A “pretty large amount” of money was lost, Wells said.

“It wasn’t as profitable as it used to be,” Wells said. “It was a high overhead to have that branch open. It hurts a branch when you don’t have that service or the customers you started with.”

The bank is working on reestablishing customers and rebuilding a base in the community, Wells said. 

“We want our customers to have homeownership and business ownership, and we want to be their primary banking institution,” Wells said. 

Despite the “bad press,” GN Bank wants customers to know “they are listening,” Wells said.  

“Things happened, and we are trying to rebuild,” Wells said. “We are here, and we are here to stay. We are not closing. We’re trying to flourish. We want our customers to be there along the ride with us.”

Ald.

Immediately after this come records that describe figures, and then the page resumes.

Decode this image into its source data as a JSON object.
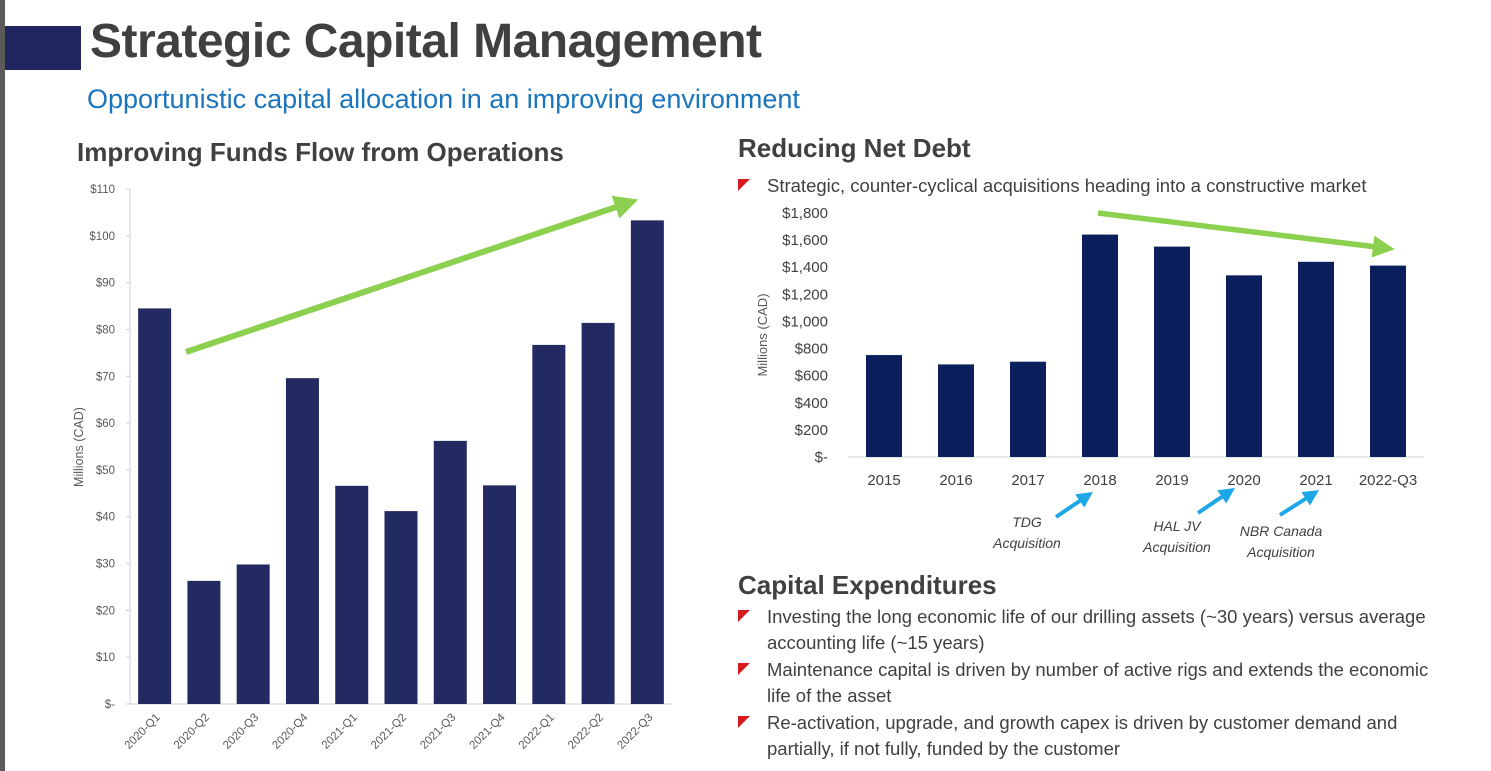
{
  "header": {
    "title": "Strategic Capital Management",
    "subtitle": "Opportunistic capital allocation in an improving environment"
  },
  "funds_flow": {
    "heading": "Improving Funds Flow from Operations"
  },
  "net_debt": {
    "heading": "Reducing Net Debt",
    "bullet": "Strategic, counter-cyclical acquisitions heading into a constructive market",
    "annotations": [
      {
        "category": "2018",
        "label_lines": [
          "TDG",
          "Acquisition"
        ]
      },
      {
        "category": "2020",
        "label_lines": [
          "HAL JV",
          "Acquisition"
        ]
      },
      {
        "category": "2021",
        "label_lines": [
          "NBR Canada",
          "Acquisition"
        ]
      }
    ]
  },
  "capex": {
    "heading": "Capital Expenditures",
    "bullets": [
      "Investing the long economic life of our drilling assets (~30 years) versus average accounting life (~15 years)",
      "Maintenance capital is driven by number of active rigs and extends the economic life of the asset",
      "Re-activation, upgrade, and growth capex is driven by customer demand and partially, if not fully, funded by the customer"
    ]
  },
  "colors": {
    "funds_bar": "#232a62",
    "debt_bar": "#0b1f5c",
    "trend_arrow": "#8bd04e",
    "acquisition_arrow": "#1ea7e6",
    "bullet_marker": "#d71920",
    "subtitle": "#1b75bc"
  },
  "chart_data": [
    {
      "type": "bar",
      "title": "Improving Funds Flow from Operations",
      "ylabel": "Millions (CAD)",
      "categories": [
        "2020-Q1",
        "2020-Q2",
        "2020-Q3",
        "2020-Q4",
        "2021-Q1",
        "2021-Q2",
        "2021-Q3",
        "2021-Q4",
        "2022-Q1",
        "2022-Q2",
        "2022-Q3"
      ],
      "values": [
        84.5,
        26.3,
        29.8,
        69.6,
        46.6,
        41.2,
        56.2,
        46.7,
        76.7,
        81.4,
        103.3
      ],
      "ylim": [
        0,
        110
      ],
      "yticks": [
        "$-",
        "$10",
        "$20",
        "$30",
        "$40",
        "$50",
        "$60",
        "$70",
        "$80",
        "$90",
        "$100",
        "$110"
      ],
      "trend": "increasing",
      "grid": false
    },
    {
      "type": "bar",
      "title": "Reducing Net Debt",
      "ylabel": "Millions (CAD)",
      "categories": [
        "2015",
        "2016",
        "2017",
        "2018",
        "2019",
        "2020",
        "2021",
        "2022-Q3"
      ],
      "values": [
        752,
        683,
        703,
        1641,
        1552,
        1340,
        1440,
        1412
      ],
      "ylim": [
        0,
        1800
      ],
      "yticks": [
        "$-",
        "$200",
        "$400",
        "$600",
        "$800",
        "$1,000",
        "$1,200",
        "$1,400",
        "$1,600",
        "$1,800"
      ],
      "trend": "decreasing",
      "grid": false
    }
  ]
}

Roderick Sawyer (6th) attends a City Council meeting on Sept. 14, 2021. Credit: Colin Boyle/Block Club Chicago

Ald. Roderick Sawyer (6th), whose ward borders the bank, said he hopes its leaders can take from their mistakes and use “best banking practices” to answer to neighbors. 

GN Bank could be a “catalyst for change” if it puts “money on the street to borrow” so neighbors can make personal and entrepreneurial investments, Sawyer said.

“It’s one thing to put money in and another thing when people need money for investments, home purchases and business expansions,” Sawyer said. “People need access to capital. That’s how we grow businesses and that’s how we expand on home purchases.”

Ald. Anthony Beale (9th), whose ward includes the bank, didn’t respond to requests for comment.

GN Bank aspires to be a pillar in the community, Wells said.

The new location will cater to customers with updated technology, such as an app, that makes banking easier for all ages, Wells said. The bank will also establish community partnerships with outreach programs and financial literacy workshops, Wells said. 

This is its “rebirth,” Wells said. 

“I hope that the customer base sees us and understands that we are here for the people,” Wells said. “That’s what we pride ourselves on: being the best banking financial institution that they need and deserve.”